"Tom Paul,
After taking THREE MONTHS to lay out and plan the golf course at NGLA and another two months to design it in plasticene before even beginning construction, imagine how Macdonald would have slapped any fool at Merion upside the head had they even suggested such a ridiculous thing as having him design their course in a couple of hours visit, much less a day!
He'd have been highly insulted, I'm certain!"
Mike Cirba:
It is definitely pretty far out of the context of a thread subject like this one but an extremely important and interesting subject nonetheless and one I even once asked David Moriarty if he would be interested in pursuing with me. He refused. I actually asked him again shortly thereafter and he refused again.
What I had suggested to him, knowing his interest in Macdonald himself, and explaining to him my own interest in the man, and not just in the context of his involvement in the American world of golf course architecture but also with his involvement in his larger world of golf administration, Rules, and his life in the business world.
My point to him was some of these people were all one and the same back then, certainly including in the business world. In other words, most all of them and certainly the important and powerful ones most certainly were never strangers to one another!
My addtional point was that even if modern times and those on this website seem to think Charles Blair Macdonald was the King of the Hill, The Father of American Golf Architecture, and apparently in most cases even those powerful men such as Lloyd, Griscom et al from MCC and Philadelphia and others such as Morgan and Vanderbilt and Mackey and Cravath, Whitney, Havermeyer et al with his course projects in New York WERE NOT the kind of men a guy like C.B. Macdonald called idiots and SLAPPED UPSIDE THE HEAD!!!
Not if he felt like keeping his own day job as a floor broker for Barney & Co on Wall Street!
The larger world of Macdonald is truly interesting and I believe I'm going to write it, and maybe as an In My Opinion piece on here some day. I already have the title for it-----"Macdonald's World."
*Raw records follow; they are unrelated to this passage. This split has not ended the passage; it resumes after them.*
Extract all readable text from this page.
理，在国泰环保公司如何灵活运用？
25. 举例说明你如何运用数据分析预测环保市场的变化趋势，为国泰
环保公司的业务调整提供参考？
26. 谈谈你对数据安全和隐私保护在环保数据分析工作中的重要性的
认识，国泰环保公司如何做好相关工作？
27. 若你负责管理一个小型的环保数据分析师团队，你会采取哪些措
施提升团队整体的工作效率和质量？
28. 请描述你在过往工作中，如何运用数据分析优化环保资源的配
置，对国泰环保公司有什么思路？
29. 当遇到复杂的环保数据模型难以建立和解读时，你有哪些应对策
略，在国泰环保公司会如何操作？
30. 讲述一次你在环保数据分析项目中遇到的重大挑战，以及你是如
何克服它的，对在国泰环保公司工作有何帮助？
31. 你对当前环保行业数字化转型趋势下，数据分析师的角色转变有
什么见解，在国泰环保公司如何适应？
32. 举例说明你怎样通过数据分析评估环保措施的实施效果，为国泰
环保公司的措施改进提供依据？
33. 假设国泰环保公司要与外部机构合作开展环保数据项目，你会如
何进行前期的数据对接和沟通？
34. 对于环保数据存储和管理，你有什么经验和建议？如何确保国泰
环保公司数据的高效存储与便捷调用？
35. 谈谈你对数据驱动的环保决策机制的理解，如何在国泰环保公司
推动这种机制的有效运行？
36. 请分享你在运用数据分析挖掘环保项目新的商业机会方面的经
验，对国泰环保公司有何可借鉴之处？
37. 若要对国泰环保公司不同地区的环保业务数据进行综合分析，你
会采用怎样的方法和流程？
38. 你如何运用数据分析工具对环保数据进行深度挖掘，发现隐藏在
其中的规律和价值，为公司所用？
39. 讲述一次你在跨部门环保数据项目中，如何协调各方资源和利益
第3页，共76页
My point is Macdonald really was a massively complex man but what I have seen from him studying his working relationships with men like those particularly around New York and also here, is that Charlie Macdonald definitely knew "when to "HOLD 'em and WHEN to FOLD 'em" and to me that is truly fascinating and very little understood by most. There is also no question that he did have something of a personal problem, at least by the late teens or '20s, he knew it, they knew it, and in that world of those kinds of people back then they also sort of tended to deal with it sub rosa, and I would also have to say somewhat sympathetically or at least empathetically, if you catch my drift.
In the larger context it is a truly interesting tapestry and needs to be told. Parts of it should never be limited or dismissed or ignored of hidden away. Telling it ALL, warts and all, I think only serves to do them all justice for what they really were and what they managed to accomplish in their often complex lives and times!